Afscheidscollege 27 januari 1987

Afscheidscollege door prof.dr. P. H. Damsté, hoogleraar in de Foniatrie aan de Universiteit Utrecht, op 27 januari 1987.

Samenvatting

Broddelend spreken, stotteren en leeszwakte (woordblindheid) zijn afwijkingen, die met elkaar gemeen hebben dat ze meer bij jongens dan bij meisjes voorkomen. Bovendien is de aanleg ervoor erfelijk: de afwijkingen komen familiair voor. Wat precies de erf-factoren zijn is nog niet bekend. Een Amerikaanse spraakarts heeft het 'centrale taal-onevenwichtigheid' genoemd. Die term wordt, bij gebrek aan beter, nog gebruikt.
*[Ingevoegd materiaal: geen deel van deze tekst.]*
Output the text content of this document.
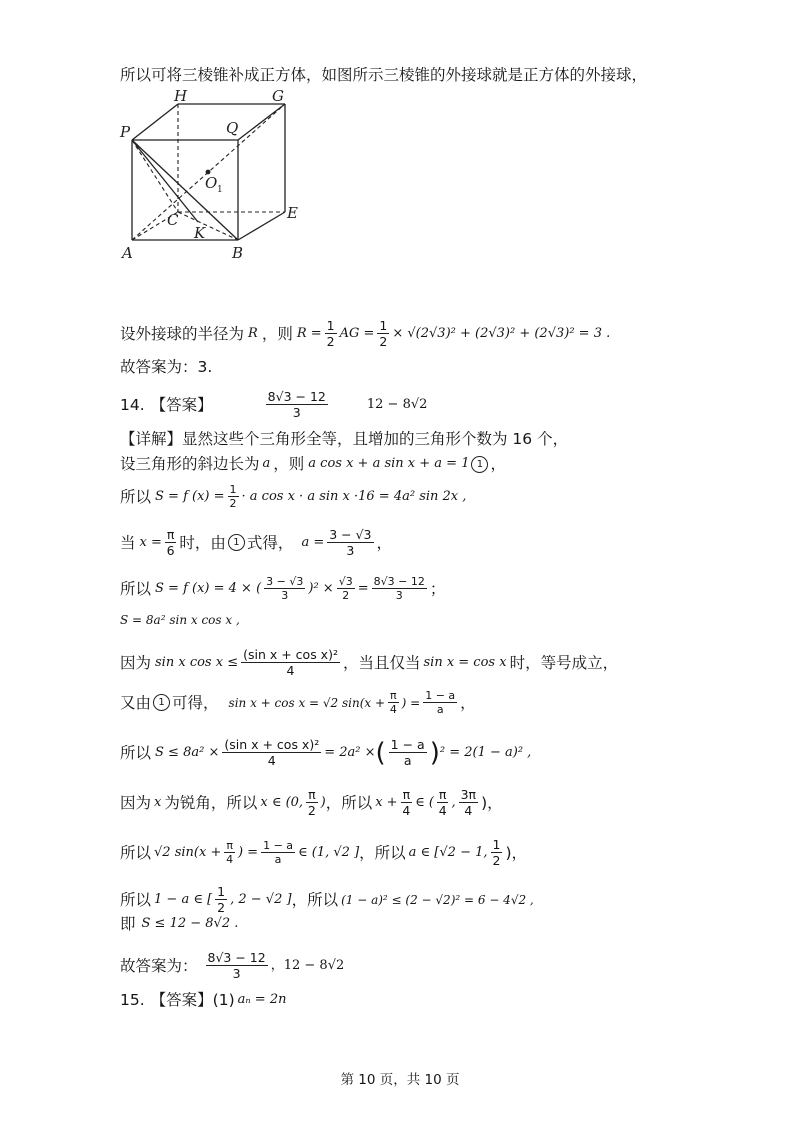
所以可将三棱锥补成正方体，如图所示三棱锥的外接球就是正方体的外接球，
H	G
P	Q
O 1
C
K
E
A	B
设外接球的半径为 R ，则 $R = \frac{1}{2}$ AG = $\frac{1}{2} \times √(2√3)^2 + (2√3)^2 + (2√3)^2 = 3$ .
故答案为：3.
14. 【答案】	$\frac{8√3 - 12}{3}$	12 − 8√2
【详解】显然这些个三角形全等，且增加的三角形个数为 16 个，
设三角形的斜边长为 a ，则 a cos x + a sin x + a = 1 1 ，
所以 S = f $(x) = \frac{1}{2} \cdot a$ cos x · a sin x ·16 = 4a² sin 2x ,
当 $x = \frac{\pi}{6}$ 时，由 1 式得， $a = \frac{3 - √3}{3}$ ，
所以 S = f (x) = 4 × ( $\frac{3 - √3}{3} )^2 \times \frac{√3}{2} = \frac{8√3 - 12}{3}$ ；
S = 8a² sin x cos x ,
因为 sin x $\cos x \le \frac{\text{(sin x + cos x)²}}{4}$ ，当且仅当 sin x = cos x 时，等号成立，
又由 1 可得， sin x + cos x = √2 $\sin(x + \frac{\pi}{4}$ ) = $\frac{1 - a}{a}$ ，
所以 $S \le 8a^2 \times \frac{\text{(sin x + cos x)²}}{4} = 2a^2$ × ( $\frac{1 - a}{a}$ ) ² = 2(1 − a)² ,
因为 x 为锐角，所以 x ∈ (0, $\frac{\pi}{2}$ ) ，所以 $x + \frac{\pi}{4}$ ∈ ( $\frac{\pi}{4}$ , $\frac{3\pi}{4}$ )，
所以 √2 $\sin(x + \frac{\pi}{4}$ ) = $\frac{1 - a}{a}$ ∈ (1, √2 ] ，所以 a ∈ [√2 − 1, $\frac{1}{2}$ )，
所以 1 − a ∈ [ $\frac{1}{2}$ , 2 − √2 ] ，所以 (1 − a)² ≤ (2 − √2)² = 6 − 4√2 ,
即 S ≤ 12 − 8√2 .
故答案为： $\frac{8√3 - 12}{3}$ ，12 − 8√2
15. 【答案】 (1) aₙ = 2n
第 10 页，共 10 页
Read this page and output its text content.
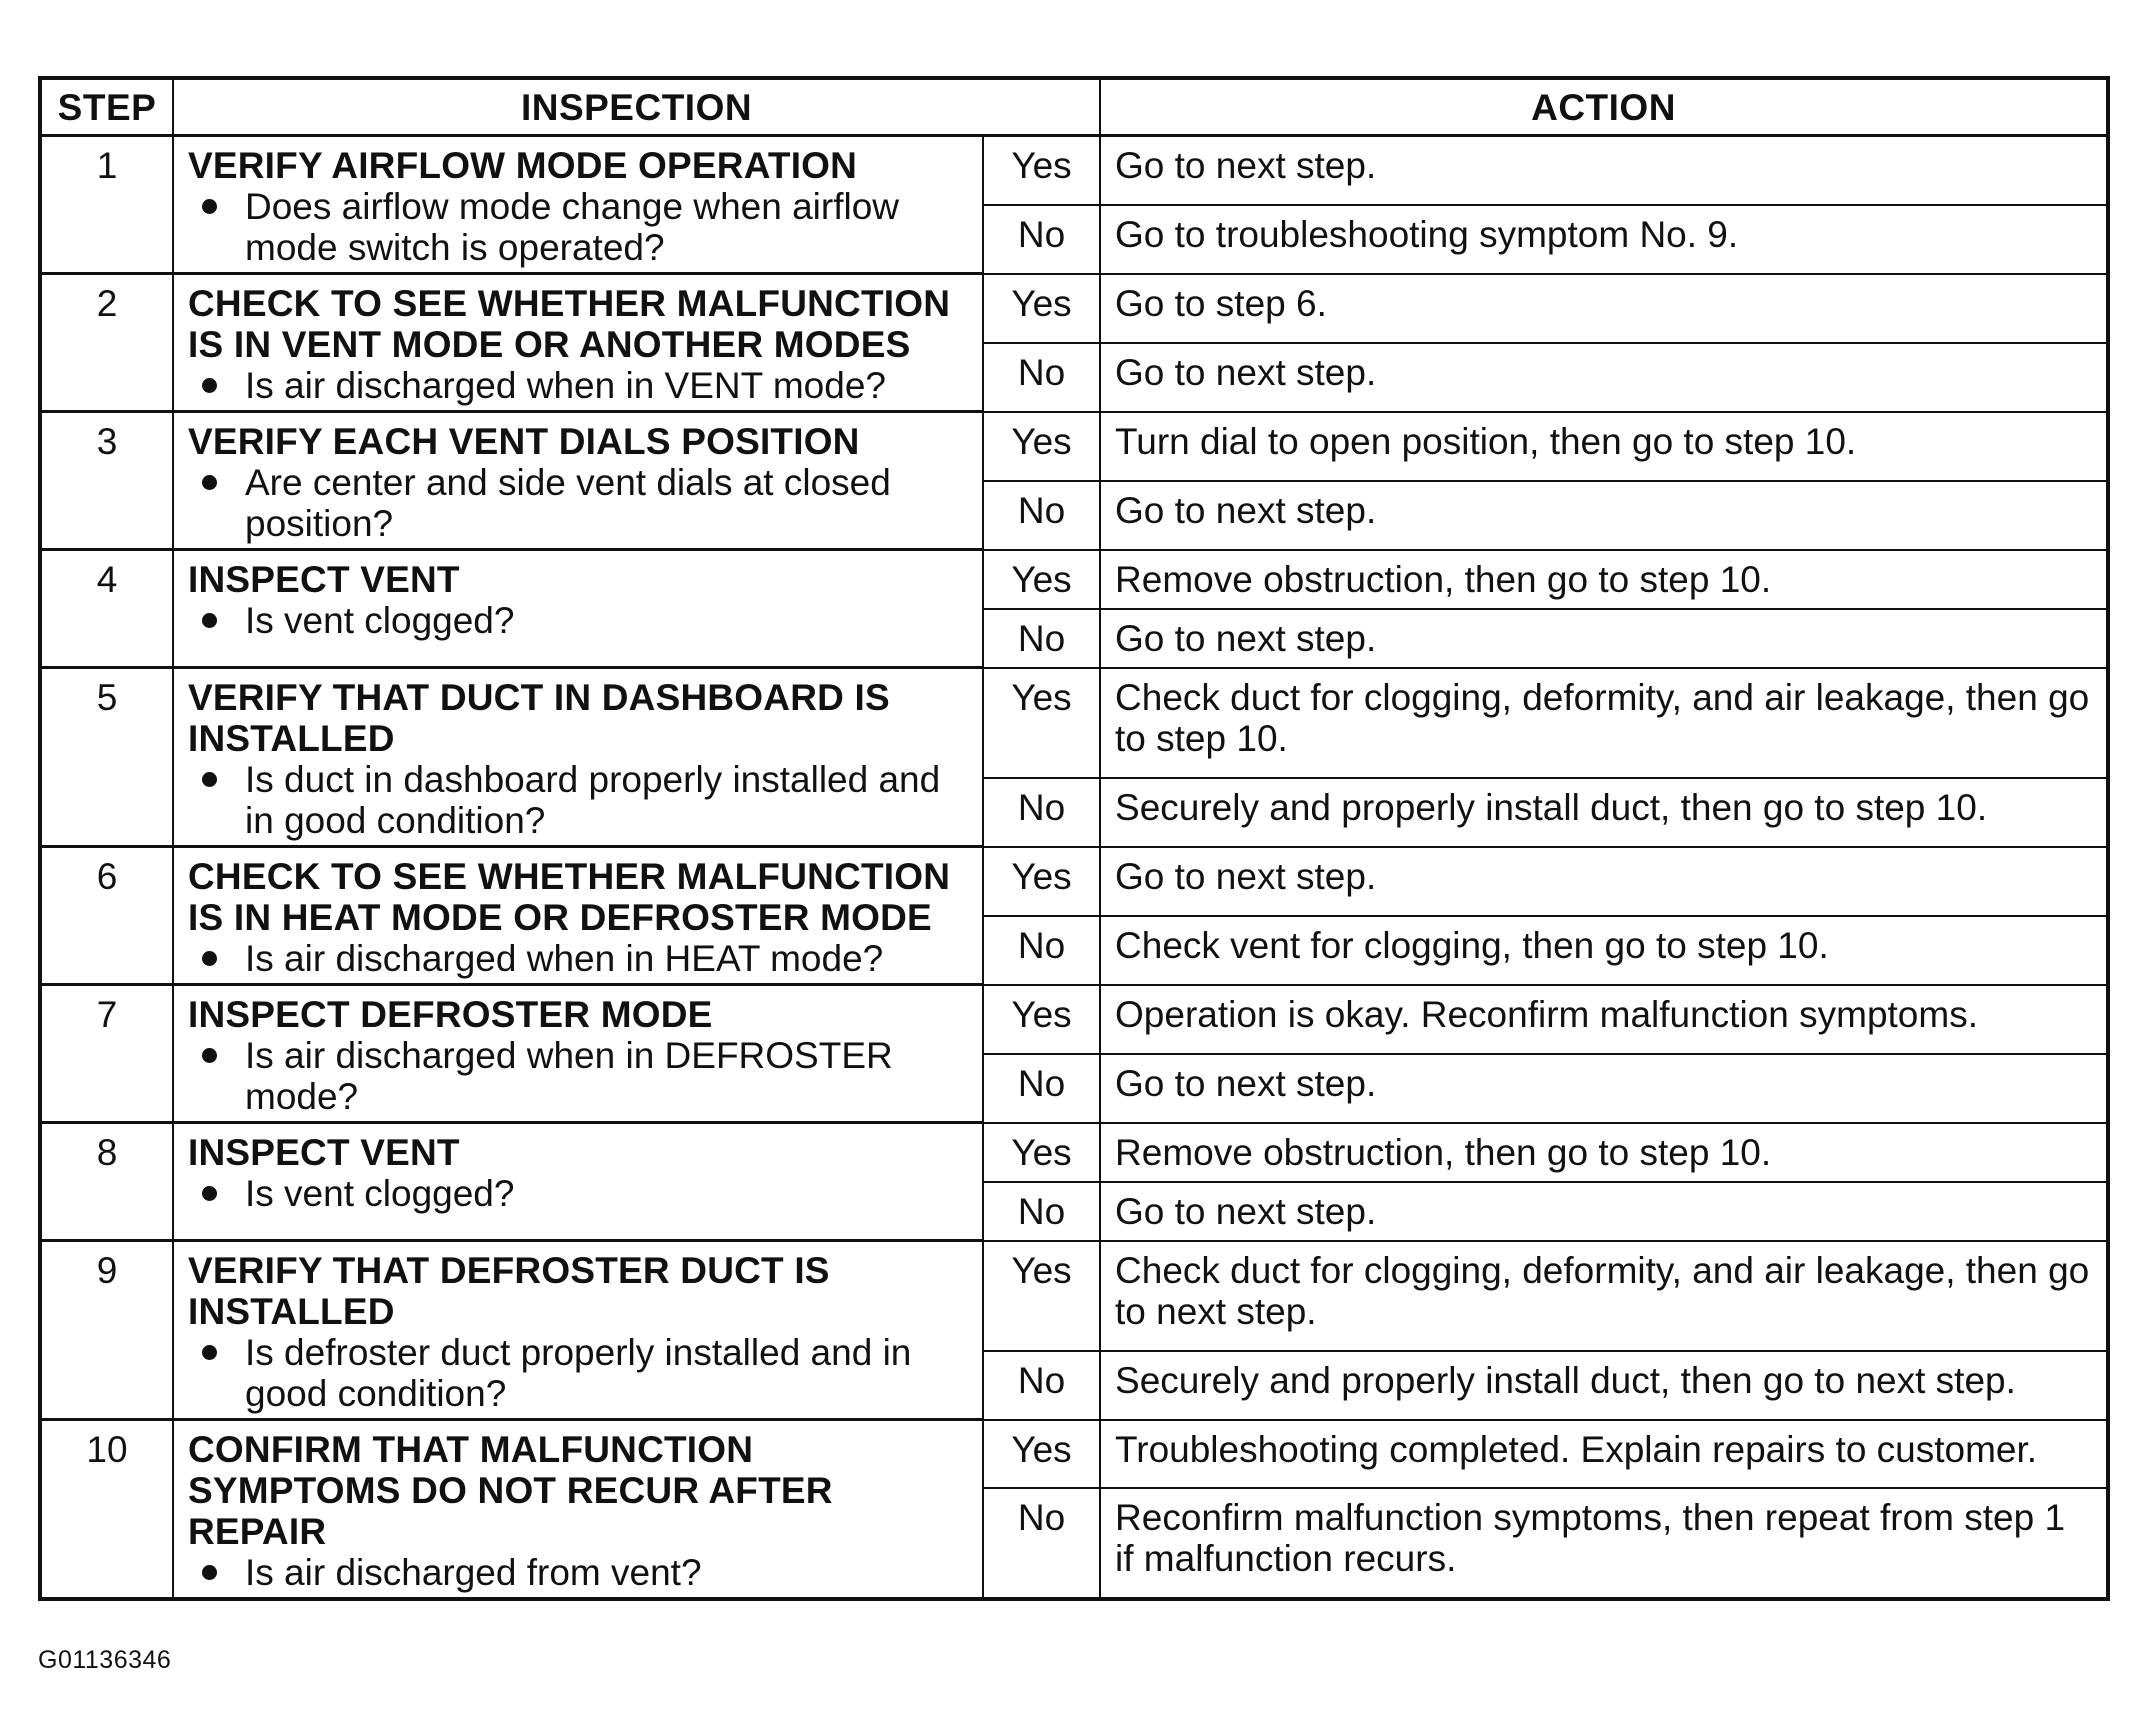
STEP	INSPECTION		ACTION
1	VERIFY AIRFLOW MODE OPERATION
Does airflow mode change when airflow mode switch is operated?	Yes	Go to next step.
		No	Go to troubleshooting symptom No. 9.
2	CHECK TO SEE WHETHER MALFUNCTION IS IN VENT MODE OR ANOTHER MODES
Is air discharged when in VENT mode?	Yes	Go to step 6.
		No	Go to next step.
3	VERIFY EACH VENT DIALS POSITION
Are center and side vent dials at closed position?	Yes	Turn dial to open position, then go to step 10.
		No	Go to next step.
4	INSPECT VENT
Is vent clogged?	Yes	Remove obstruction, then go to step 10.
		No	Go to next step.
5	VERIFY THAT DUCT IN DASHBOARD IS INSTALLED
Is duct in dashboard properly installed and in good condition?	Yes	Check duct for clogging, deformity, and air leakage, then go to step 10.
		No	Securely and properly install duct, then go to step 10.
6	CHECK TO SEE WHETHER MALFUNCTION IS IN HEAT MODE OR DEFROSTER MODE
Is air discharged when in HEAT mode?	Yes	Go to next step.
		No	Check vent for clogging, then go to step 10.
7	INSPECT DEFROSTER MODE
Is air discharged when in DEFROSTER mode?	Yes	Operation is okay. Reconfirm malfunction symptoms.
		No	Go to next step.
8	INSPECT VENT
Is vent clogged?	Yes	Remove obstruction, then go to step 10.
		No	Go to next step.
9	VERIFY THAT DEFROSTER DUCT IS INSTALLED
Is defroster duct properly installed and in good condition?	Yes	Check duct for clogging, deformity, and air leakage, then go to next step.
		No	Securely and properly install duct, then go to next step.
10	CONFIRM THAT MALFUNCTION SYMPTOMS DO NOT RECUR AFTER REPAIR
Is air discharged from vent?	Yes	Troubleshooting completed. Explain repairs to customer.
		No	Reconfirm malfunction symptoms, then repeat from step 1 if malfunction recurs.
G01136346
Intussen zijn er aanwijzingen dat op het ongeboren kind in de baarmoeder chemische signalen inwerken die invloed hebben op de organisatie-structuur van de hersenen, vooral op het leervermogen, het spreken en het taalgebruik. Deze signalen kunnen o.a. van het immuunstelsel van de moeder komen, mits die daarvoor de erfelijke aanleg in zich draagt. De bijzondere functieverdeling van neuronale systemen in de hersenen heeft overigens niet alleen nadelen: onder de lees- en schrijfzwakken en de broddelaars worden veel mensen met bijzondere wiskundige of kunstzinnige begaafdheid aangetroffen.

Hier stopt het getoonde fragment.